About the Role:
The data engineering team is on a mission to create a hyper scale data lake, which helps find bad actors and stop breaches. The team builds and operates systems to centralize all of the data the falcon platform collects, making it easy for internal and external customers to transform and access the data for analytics, machine learning, and threat hunting.
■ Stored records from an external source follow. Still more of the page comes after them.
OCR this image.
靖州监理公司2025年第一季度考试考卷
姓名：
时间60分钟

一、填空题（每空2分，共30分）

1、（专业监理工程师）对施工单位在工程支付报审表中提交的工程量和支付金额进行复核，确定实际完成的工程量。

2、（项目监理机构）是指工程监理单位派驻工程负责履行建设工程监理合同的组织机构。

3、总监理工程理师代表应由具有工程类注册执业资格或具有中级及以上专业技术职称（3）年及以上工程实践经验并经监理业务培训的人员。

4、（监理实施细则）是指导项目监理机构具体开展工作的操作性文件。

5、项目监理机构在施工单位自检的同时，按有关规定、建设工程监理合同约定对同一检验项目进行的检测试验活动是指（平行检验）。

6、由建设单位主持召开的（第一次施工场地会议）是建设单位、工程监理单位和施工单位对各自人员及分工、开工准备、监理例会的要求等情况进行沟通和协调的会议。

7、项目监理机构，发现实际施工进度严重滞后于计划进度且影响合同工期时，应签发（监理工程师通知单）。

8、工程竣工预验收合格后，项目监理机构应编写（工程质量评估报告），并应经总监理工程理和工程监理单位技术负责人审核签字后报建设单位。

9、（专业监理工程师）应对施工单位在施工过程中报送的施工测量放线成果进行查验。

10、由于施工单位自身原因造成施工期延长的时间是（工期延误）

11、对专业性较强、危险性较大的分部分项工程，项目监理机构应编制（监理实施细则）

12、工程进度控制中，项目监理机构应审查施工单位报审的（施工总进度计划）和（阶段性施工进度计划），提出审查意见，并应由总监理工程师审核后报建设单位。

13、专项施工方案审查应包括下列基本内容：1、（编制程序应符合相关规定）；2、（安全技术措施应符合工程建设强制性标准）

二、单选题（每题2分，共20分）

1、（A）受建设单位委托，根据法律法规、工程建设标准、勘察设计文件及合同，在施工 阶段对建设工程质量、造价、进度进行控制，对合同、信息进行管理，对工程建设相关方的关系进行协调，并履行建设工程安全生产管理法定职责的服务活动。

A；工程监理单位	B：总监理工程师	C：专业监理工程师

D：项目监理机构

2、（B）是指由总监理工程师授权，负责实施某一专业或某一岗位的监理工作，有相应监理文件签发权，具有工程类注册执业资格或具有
As a senior engineer on the team, you will contribute to the full spectrum of our systems, from foundational processing and data storage, through scalable pipelines, to frameworks, tools and applications that make that data available to other teams and systems.
Your primary toolset in your work will be Java microservices, Spark/Scala data processing (also some Flink), Kubernetes and AWS native tooling.
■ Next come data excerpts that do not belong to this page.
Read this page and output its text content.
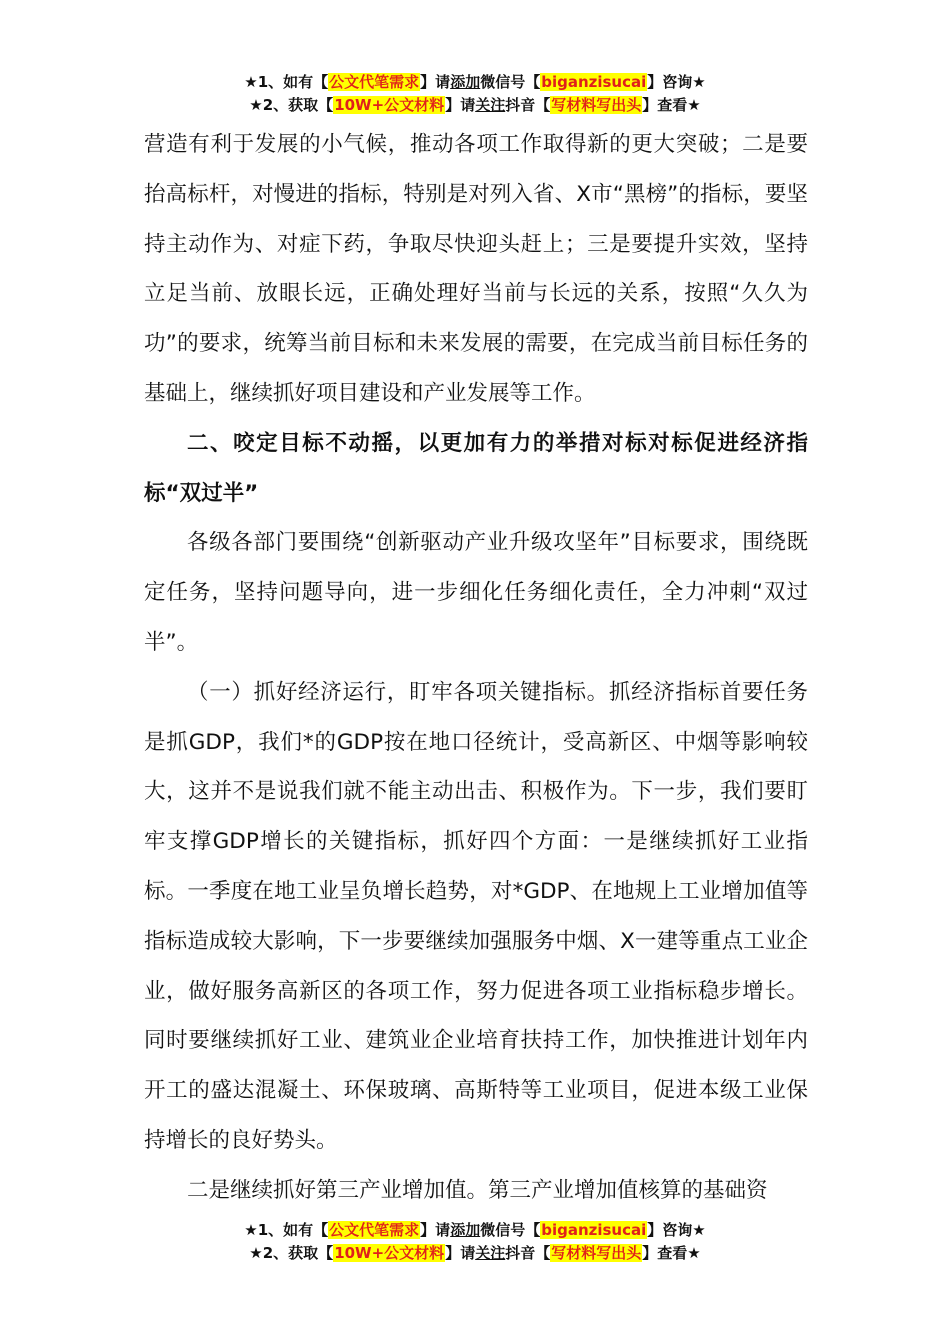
★1、如有【公文代笔需求】请添加微信号【biganzisucai】咨询★
★2、获取【10W+公文材料】请关注抖音【写材料写出头】查看★

营造有利于发展的小气候，推动各项工作取得新的更大突破；二是要抬高标杆，对慢进的指标，特别是对列入省、X市“黑榜”的指标，要坚持主动作为、对症下药，争取尽快迎头赶上；三是要提升实效，坚持立足当前、放眼长远，正确处理好当前与长远的关系，按照“久久为功”的要求，统筹当前目标和未来发展的需要，在完成当前目标任务的基础上，继续抓好项目建设和产业发展等工作。

二、咬定目标不动摇，以更加有力的举措对标对标促进经济指标“双过半”

各级各部门要围绕“创新驱动产业升级攻坚年”目标要求，围绕既定任务，坚持问题导向，进一步细化任务细化责任，全力冲刺“双过半”。

（一）抓好经济运行，盯牢各项关键指标。抓经济指标首要任务是抓GDP，我们*的GDP按在地口径统计，受高新区、中烟等影响较大，这并不是说我们就不能主动出击、积极作为。下一步，我们要盯牢支撑GDP增长的关键指标，抓好四个方面：一是继续抓好工业指标。一季度在地工业呈负增长趋势，对*GDP、在地规上工业增加值等指标造成较大影响，下一步要继续加强服务中烟、X一建等重点工业企业，做好服务高新区的各项工作，努力促进各项工业指标稳步增长。同时要继续抓好工业、建筑业企业培育扶持工作，加快推进计划年内开工的盛达混凝土、环保玻璃、高斯特等工业项目，促进本级工业保持增长的良好势头。

二是继续抓好第三产业增加值。第三产业增加值核算的基础资

★1、如有【公文代笔需求】请添加微信号【biganzisucai】咨询★
★2、获取【10W+公文材料】请关注抖音【写材料写出头】查看★
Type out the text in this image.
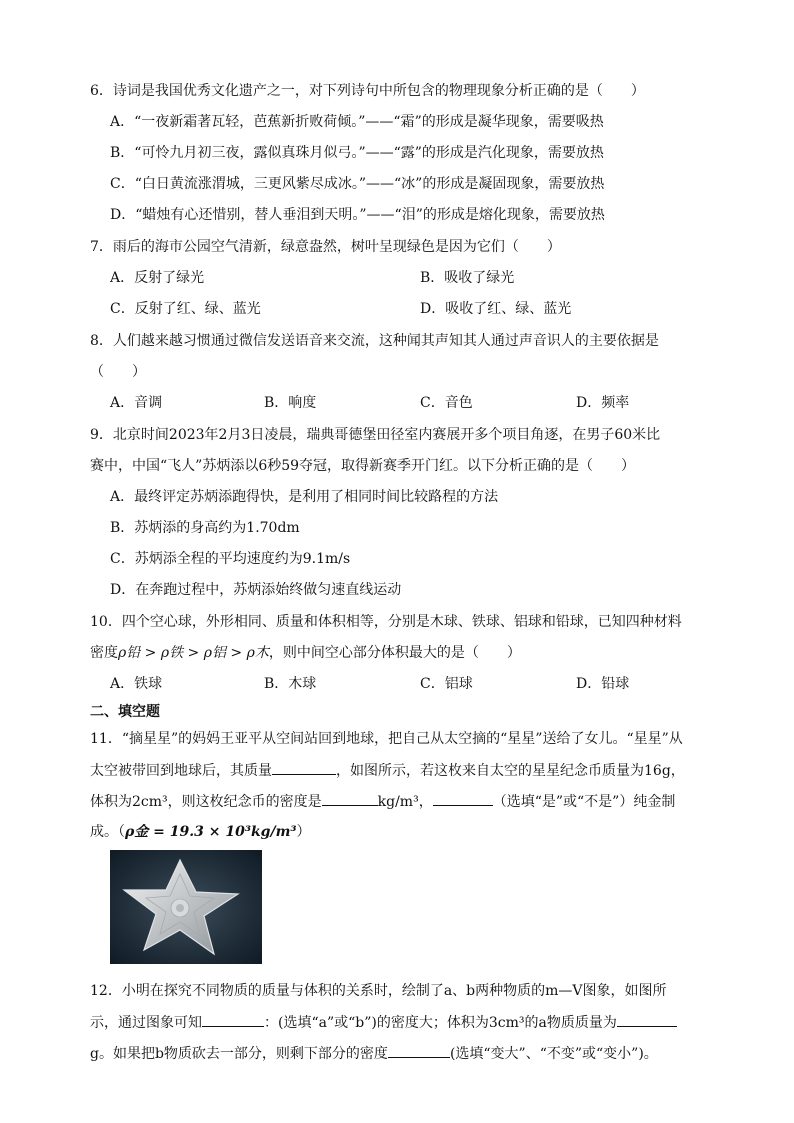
6．诗词是我国优秀文化遗产之一，对下列诗句中所包含的物理现象分析正确的是（　　）
A．“一夜新霜著瓦轻，芭蕉新折败荷倾。”——“霜”的形成是凝华现象，需要吸热
B．“可怜九月初三夜，露似真珠月似弓。”——“露”的形成是汽化现象，需要放热
C．“白日黄流涨渭城，三更风紫尽成冰。”——“冰”的形成是凝固现象，需要放热
D．“蜡烛有心还惜别，替人垂泪到天明。”——“泪”的形成是熔化现象，需要放热
7．雨后的海市公园空气清新，绿意盎然，树叶呈现绿色是因为它们（　　）
A．反射了绿光	B．吸收了绿光
C．反射了红、绿、蓝光	D．吸收了红、绿、蓝光
8．人们越来越习惯通过微信发送语音来交流，这种闻其声知其人通过声音识人的主要依据是
（　　）
A．音调	B．响度	C．音色	D．频率
9．北京时间2023年2月3日凌晨，瑞典哥德堡田径室内赛展开多个项目角逐，在男子60米比
赛中，中国“飞人”苏炳添以6秒59夺冠，取得新赛季开门红。以下分析正确的是（　　）
A．最终评定苏炳添跑得快，是利用了相同时间比较路程的方法
B．苏炳添的身高约为1.70dm
C．苏炳添全程的平均速度约为9.1m/s
D．在奔跑过程中，苏炳添始终做匀速直线运动
10．四个空心球，外形相同、质量和体积相等，分别是木球、铁球、铝球和铅球，已知四种材料
密度ρ铅 > ρ铁 > ρ铝 > ρ木，则中间空心部分体积最大的是（　　）
A．铁球	B．木球	C．铝球	D．铅球
二、填空题
11．“摘星星”的妈妈王亚平从空间站回到地球，把自己从太空摘的“星星”送给了女儿。“星星”从
太空被带回到地球后，其质量	，如图所示，若这枚来自太空的星星纪念币质量为16g，
体积为2cm³，则这枚纪念币的密度是	kg/m³，	（选填“是”或“不是”）纯金制
成。（ρ金 = 19.3 × 10³kg/m³）
12．小明在探究不同物质的质量与体积的关系时，绘制了a、b两种物质的m—V图象，如图所
示，通过图象可知	：(选填“a”或“b”)的密度大；体积为3cm³的a物质质量为
g。如果把b物质砍去一部分，则剩下部分的密度	(选填“变大”、“不变”或“变小”)。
Your primary focus will be owning our new graph database, which you will have a significant hand in building.
What You'll Do:
Write highly fault-tolerant Java code within Apache Spark to produce platform products used by our customers to query our event pipelines/ingestion for insight into active threat trends and related analytics
Design, develop, and maintain ultra-high-scale data platforms that process petabytes of data
Participate in technical reviews of our products and help us develop new features and enhance stability
Continually help us improve the efficiency and reduce latency of our high-performance services to delight our customers
Research and implement new ways for both internal stakeholders as well as customers to query their data efficiently and extract results in the format they desire
What You'll Need:
10+ years' experience combined between backend/cloud development and data platform engineering roles
5+ years of experience building data platform product(s) or features with (one of) Apache Spark, Flink or Iceberg, or with comparable tools in GCP
5+ years of experience programming with Java, Scala or Kotlin.
Proven experience owning robust feature/product design end to end, yourself, especially with vaguely defined problem statements or only 'loose' specs leading the way.
Proven expertise with algorithms, distributed systems design and the software development lifecycle
Experience building large scale data/event pipelines
Expertise designing solutions with relational SQL and NoSQL databases, including Postgres/MySQL, Cassandra, DynamoDB
Good test driven development discipline
Reasonable proficiency with Linux administration tools
Proven ability to work effectively with remote teams"
Experience with the Following is Desirable:
Go
Pinot or other time-series/OLAP-style database
Iceberg
Kubernetes
Jenkins
Parquet
Protocol Buffers/GRPC